Saving The EU

You probably know that I’m a Euro-pessimist. I fully expect the EU to emerge from its present crisis is some form resembling a free trade assemblage with most of the important countries adopting their own currency. Here, however, from Ambrose Evans-Pierce is an intriguing idea for preserving the union via radical surgery.

Andrew Bosomworth, head of Pimco’s portfolio management in Europe, said current policies are untenable in the absence of fiscal union and will lead to a break-up of the euro.

“Greece, Ireland and Portugal cannot get back on their feet without either their own currency or large transfer payments,” he told German newspaper Die Welt.

He said these countries could rejoin EMU “after an appropriate debt restructuring”, adding that devaluation would let them export their way back to health.

Mr Bosomworth said EU leaders were too quick to congratulate themselves on saving the euro last week with a deal for a permanent bail-out fund from 2013.

“The euro crisis is not over by a long shot. Market tensions will continue into 2011. The mechanism comes far too late,” he said.

Like I said, it’s intriguing. Notice the caveat about “absence of fiscal union.” I assume that he believes that with fiscal union the problems are manageable, and I suspect he is right. But, is it politically feasible. I continue to believe that at some point the German electorate says enough and without Germany there is no solution.

Mr.

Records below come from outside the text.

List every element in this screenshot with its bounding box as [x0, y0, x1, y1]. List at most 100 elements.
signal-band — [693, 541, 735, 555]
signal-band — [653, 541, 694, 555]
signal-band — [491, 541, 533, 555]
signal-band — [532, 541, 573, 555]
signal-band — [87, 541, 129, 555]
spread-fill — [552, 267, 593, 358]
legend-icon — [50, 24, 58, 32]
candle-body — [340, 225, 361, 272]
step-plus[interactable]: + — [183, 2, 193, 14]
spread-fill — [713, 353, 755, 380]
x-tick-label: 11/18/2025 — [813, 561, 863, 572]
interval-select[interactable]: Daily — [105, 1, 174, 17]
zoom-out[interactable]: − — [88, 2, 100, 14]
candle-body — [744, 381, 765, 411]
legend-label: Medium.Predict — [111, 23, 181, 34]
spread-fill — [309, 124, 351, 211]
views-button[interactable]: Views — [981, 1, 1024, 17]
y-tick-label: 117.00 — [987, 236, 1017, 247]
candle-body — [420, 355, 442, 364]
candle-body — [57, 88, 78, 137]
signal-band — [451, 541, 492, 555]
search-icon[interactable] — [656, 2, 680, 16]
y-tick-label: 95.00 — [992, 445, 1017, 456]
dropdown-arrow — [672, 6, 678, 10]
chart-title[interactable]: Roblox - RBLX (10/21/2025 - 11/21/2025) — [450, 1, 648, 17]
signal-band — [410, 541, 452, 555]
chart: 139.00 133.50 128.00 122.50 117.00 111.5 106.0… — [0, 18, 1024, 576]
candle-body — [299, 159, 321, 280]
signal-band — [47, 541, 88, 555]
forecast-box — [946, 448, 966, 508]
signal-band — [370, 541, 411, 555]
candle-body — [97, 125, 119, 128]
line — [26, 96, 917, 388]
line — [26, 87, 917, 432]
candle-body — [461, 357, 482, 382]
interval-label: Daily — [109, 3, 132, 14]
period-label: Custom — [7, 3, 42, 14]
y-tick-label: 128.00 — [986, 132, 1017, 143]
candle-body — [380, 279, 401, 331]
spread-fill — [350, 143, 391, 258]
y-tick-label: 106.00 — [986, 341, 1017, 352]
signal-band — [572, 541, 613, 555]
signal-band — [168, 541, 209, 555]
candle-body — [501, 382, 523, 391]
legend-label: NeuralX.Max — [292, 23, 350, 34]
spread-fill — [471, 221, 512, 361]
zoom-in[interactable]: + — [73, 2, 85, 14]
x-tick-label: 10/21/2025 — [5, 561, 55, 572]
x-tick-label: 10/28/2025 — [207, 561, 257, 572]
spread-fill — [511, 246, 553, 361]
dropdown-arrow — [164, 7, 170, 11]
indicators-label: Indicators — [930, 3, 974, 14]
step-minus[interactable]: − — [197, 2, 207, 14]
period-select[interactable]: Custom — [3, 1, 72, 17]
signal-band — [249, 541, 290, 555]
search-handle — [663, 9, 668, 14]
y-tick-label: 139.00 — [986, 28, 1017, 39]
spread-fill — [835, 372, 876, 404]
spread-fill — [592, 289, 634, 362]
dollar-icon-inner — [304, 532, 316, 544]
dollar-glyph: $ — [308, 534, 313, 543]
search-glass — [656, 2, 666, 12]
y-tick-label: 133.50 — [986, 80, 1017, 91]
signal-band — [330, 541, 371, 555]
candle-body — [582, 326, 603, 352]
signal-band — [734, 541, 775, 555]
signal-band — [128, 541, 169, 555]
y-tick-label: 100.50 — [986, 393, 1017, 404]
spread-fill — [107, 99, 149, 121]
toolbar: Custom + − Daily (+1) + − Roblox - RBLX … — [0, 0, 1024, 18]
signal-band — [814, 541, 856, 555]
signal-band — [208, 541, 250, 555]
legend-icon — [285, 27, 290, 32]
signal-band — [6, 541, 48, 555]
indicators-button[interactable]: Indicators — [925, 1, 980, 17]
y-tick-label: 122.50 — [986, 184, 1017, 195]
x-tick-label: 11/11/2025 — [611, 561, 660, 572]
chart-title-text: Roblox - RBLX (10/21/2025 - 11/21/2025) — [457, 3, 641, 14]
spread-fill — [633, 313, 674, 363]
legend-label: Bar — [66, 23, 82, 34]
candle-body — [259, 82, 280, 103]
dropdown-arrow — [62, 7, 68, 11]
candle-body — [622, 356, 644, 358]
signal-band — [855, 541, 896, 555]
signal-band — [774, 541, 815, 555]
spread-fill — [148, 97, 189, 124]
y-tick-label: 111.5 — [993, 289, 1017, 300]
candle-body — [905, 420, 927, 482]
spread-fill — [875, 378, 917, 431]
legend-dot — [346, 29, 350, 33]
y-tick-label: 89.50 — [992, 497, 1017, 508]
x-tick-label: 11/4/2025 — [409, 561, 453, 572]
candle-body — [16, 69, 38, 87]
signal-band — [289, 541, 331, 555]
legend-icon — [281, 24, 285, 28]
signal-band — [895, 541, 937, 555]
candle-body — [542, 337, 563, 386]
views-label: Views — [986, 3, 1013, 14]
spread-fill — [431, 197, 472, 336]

Bosworth of Pimco also said that the EMU is losing the battle of backstopping the debt of the peripheral economies.

Pimco also gave warning that the bond vigilantes have lost faith in the policy and are trying to liquidate their holdings of peripheral EMU faster than the European Central Bank (ECB) can buy the debt, causing a relentless rise in yields, and a vicious circle.

Now Mr. Bosworth may just have learned the art of talking his book from the master of that tactic, Bill Gross, but to the extent there’s truth in this statement could it be that the EU is not all that displeased to accumulate the debt of its impoverished members. If at some time they hold a workable majority of that debt might they not simply move to restructure the debt as Mr. Bosworth advises and force such a plan on those who were too imprudent not to have abandoned the ship? Is that perhaps the end game?

Skeptics will point to the European banks and the damage that would be done to them in such a scenario, but it’s entirely possible that the banks are among those sellers Mr. Bosworth mentions. If not, then some sort of TARP like plan could surely be brought forward to see the banks through in the event of a restructuring.

It seems that the more debt of the PIIGs that the EMU holds the easier and more likely it will be for them to move to some sort of scheme to ease the burden on their struggling members. Am I arguing against my thesis that the Euro disappears. Maybe. I guess I’ve learned one thing during this ongoing financial crisis — governments will do just about anything to maintain the status quo and they really don’t care about the niceties of law in furtherance of that goal.